Option B: ngrok (alternative)

# Install from https://ngrok.com/download, then:
ngrok http 3978

Copy the Forwarding HTTPS URL from the ngrok output.

---

After getting your tunnel URL, go back to your Azure Bot resource → Configuration and paste the full messaging endpoint:

https://<your-tunnel-url>/api/messages

WARNING

Make sure your tunnel is running before you test your bot. If the tunnel is down, the Bot Framework can't deliver messages and you'll see silent failures.

---

Step 4: Configure Environment Variables

Create a .env file in the root of your project with the credentials from Step 1:

CLIENT_ID=your-application-client-id
CLIENT_SECRET=your-client-secret-value
TENANT_ID=your-directory-tenant-id
PORT=3978

All botas samples read from these variables automatically.

DANGER

Never commit your .env file to source control. The botas .gitignore already excludes it, but double-check if you're working in a fork.

---

Step 5: Run and Test Your Bot

Start a sample

Pick the language you're working with:

# .NET
cd dotnet && dotnet run --project samples/EchoBot

# Node.js (Express)
cd node && npx tsx samples/express/index.ts

# Python (FastAPI)
cd python/samples/fastapi && uvicorn main:app --port 3978

Test with Web Chat

The quickest way to test is right in the Azure portal:

1. Open your Azure Bot resource
2. Click Test in Web Chat in the left sidebar
3. Type a message — you should see your bot reply

Test with Bot Framework Emulator

For a richer local testing experience, use the Bot Framework Emulator:

1. Download and install the Emulator
2. Click Open Bot and enter: http://localhost:3978/api/messages
3. Enter your CLIENT_ID and CLIENT_SECRET in the settings
4. Start chatting with your bot

TIP

The Emulator connects directly to localhost, so you don't need a tunnel running when using it. However, the Azure portal's Web Chat does require the tunnel.

---

Common Gotchas

Problem	Fix
401 Unauthorized on incoming messages	Double-check that CLIENT_ID in your .env matches the app registration. Also verify your bot resource is linked to the correct app registration.
Bot doesn't respond in Web Chat	Make sure your tunnel is running and the messaging endpoint in the Azure Bot resource matches your current tunnel URL.
CLIENT_SECRET doesn't work	Secrets expire. Check the expiry date in Certificates & secrets and create a new one if needed.
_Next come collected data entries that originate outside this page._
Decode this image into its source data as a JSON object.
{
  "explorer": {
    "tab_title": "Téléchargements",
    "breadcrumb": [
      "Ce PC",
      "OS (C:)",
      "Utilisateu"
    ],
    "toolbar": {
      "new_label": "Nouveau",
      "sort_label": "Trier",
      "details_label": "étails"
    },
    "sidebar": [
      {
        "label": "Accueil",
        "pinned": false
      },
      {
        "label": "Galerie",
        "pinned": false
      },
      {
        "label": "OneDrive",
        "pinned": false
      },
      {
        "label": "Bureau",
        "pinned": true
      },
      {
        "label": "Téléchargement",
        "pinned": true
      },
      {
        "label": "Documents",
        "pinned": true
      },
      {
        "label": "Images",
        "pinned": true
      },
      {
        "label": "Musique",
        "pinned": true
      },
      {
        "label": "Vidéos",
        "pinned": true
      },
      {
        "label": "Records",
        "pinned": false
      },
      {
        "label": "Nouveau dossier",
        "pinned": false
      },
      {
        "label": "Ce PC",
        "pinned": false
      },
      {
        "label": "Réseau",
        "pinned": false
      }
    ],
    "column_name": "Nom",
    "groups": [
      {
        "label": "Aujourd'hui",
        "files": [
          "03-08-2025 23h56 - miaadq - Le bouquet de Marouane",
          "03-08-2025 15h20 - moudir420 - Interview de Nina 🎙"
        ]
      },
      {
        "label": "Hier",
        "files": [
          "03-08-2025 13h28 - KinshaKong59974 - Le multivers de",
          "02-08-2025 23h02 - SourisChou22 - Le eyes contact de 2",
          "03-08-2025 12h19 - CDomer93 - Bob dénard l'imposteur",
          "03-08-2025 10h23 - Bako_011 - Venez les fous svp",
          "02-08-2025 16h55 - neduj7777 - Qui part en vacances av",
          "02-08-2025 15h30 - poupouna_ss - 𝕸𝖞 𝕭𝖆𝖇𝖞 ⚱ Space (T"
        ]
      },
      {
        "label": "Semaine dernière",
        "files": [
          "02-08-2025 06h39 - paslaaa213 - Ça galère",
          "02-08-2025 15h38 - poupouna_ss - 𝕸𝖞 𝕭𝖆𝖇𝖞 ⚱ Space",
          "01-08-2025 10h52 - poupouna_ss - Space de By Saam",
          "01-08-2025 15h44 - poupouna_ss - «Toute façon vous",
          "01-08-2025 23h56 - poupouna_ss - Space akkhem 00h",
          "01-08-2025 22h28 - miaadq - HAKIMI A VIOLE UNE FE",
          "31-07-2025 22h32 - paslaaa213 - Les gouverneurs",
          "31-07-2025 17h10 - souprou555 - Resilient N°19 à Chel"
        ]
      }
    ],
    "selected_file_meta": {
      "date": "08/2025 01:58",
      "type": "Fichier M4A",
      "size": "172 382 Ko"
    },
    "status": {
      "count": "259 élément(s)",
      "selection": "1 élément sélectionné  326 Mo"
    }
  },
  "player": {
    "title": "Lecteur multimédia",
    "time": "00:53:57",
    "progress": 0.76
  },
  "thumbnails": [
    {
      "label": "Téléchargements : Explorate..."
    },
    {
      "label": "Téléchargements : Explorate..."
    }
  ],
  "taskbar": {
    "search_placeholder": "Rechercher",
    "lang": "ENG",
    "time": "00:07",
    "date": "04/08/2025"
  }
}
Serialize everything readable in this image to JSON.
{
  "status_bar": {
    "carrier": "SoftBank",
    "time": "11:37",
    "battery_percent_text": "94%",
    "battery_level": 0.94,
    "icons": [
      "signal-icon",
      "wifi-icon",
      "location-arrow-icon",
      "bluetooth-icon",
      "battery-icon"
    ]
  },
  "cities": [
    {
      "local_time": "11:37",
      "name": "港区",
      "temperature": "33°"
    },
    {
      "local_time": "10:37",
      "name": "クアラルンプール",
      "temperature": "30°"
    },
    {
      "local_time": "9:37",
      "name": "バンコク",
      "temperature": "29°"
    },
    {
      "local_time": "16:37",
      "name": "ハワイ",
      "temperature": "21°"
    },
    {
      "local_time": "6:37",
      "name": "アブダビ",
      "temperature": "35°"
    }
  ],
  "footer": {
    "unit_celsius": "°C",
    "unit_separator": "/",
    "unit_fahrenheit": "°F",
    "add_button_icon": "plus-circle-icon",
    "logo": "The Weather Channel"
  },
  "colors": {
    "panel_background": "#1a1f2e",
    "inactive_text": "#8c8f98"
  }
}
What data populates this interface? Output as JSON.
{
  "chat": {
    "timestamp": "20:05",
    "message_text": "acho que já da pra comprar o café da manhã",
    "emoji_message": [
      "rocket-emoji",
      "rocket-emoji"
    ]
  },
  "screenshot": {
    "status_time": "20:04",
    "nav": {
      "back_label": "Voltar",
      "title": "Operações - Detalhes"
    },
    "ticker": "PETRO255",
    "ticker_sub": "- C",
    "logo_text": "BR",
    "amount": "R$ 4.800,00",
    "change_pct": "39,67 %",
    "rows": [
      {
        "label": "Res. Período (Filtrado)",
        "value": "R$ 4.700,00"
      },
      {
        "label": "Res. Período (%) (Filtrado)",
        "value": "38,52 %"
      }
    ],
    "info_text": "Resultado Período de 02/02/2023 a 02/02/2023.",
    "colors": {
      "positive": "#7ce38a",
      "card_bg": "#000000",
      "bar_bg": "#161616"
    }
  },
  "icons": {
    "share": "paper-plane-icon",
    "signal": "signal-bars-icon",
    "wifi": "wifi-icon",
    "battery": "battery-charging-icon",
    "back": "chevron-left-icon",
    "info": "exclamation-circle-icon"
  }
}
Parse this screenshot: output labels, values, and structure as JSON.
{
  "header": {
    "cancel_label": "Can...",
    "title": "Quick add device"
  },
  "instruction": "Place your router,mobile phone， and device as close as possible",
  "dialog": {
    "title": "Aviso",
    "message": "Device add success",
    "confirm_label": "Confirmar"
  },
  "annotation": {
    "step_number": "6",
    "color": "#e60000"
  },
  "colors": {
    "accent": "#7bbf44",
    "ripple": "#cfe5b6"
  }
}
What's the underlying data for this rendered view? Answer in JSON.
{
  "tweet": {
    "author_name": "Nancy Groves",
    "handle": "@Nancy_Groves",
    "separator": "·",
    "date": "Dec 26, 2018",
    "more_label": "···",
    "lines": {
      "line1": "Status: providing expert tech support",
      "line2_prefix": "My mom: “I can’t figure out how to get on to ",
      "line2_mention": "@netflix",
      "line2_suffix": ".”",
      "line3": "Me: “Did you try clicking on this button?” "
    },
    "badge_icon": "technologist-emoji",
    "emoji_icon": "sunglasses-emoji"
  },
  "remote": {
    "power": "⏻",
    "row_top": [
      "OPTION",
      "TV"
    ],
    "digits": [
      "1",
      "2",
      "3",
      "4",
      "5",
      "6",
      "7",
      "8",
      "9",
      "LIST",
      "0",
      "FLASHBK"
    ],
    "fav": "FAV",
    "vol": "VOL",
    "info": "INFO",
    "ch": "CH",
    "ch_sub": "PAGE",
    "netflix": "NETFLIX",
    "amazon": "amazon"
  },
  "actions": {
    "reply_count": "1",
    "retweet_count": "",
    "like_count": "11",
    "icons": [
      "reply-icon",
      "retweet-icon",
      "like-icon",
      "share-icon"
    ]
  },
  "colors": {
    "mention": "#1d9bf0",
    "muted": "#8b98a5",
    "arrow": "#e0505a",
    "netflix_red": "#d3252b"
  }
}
Remember to copy the Value, not the Secret ID.
Tunnel URL changed	Update the Messaging endpoint in your Azure Bot resource → Configuration every time your tunnel URL changes.
Port conflict on 3978	Set a different port in your .env (PORT=3979) and update your tunnel to forward to that port.

---

How Auth Works Under the Hood

You don't need to understand this to use botas, but if you're curious:

Inbound (JWT validation): When the Bot Framework sends a message to your bot, it includes a signed JWT. botas automatically validates this token by fetching signing keys from the Bot Framework's OpenID metadata endpoint, then checking the signature, issuer, and audience (your CLIENT_ID). If anything fails, the request is rejected with 401 — your handlers never see it.

Outbound (client credentials): When your bot sends a reply, botas uses your CLIENT_ID, CLIENT_SECRET, and TENANT_ID to acquire an OAuth2 token (scope: https://api.botframework.com/.default). This token is attached to the outbound API call. The TokenManager component handles caching and automatic refresh so you never think about it.

For the full technical details, see the Architecture guide.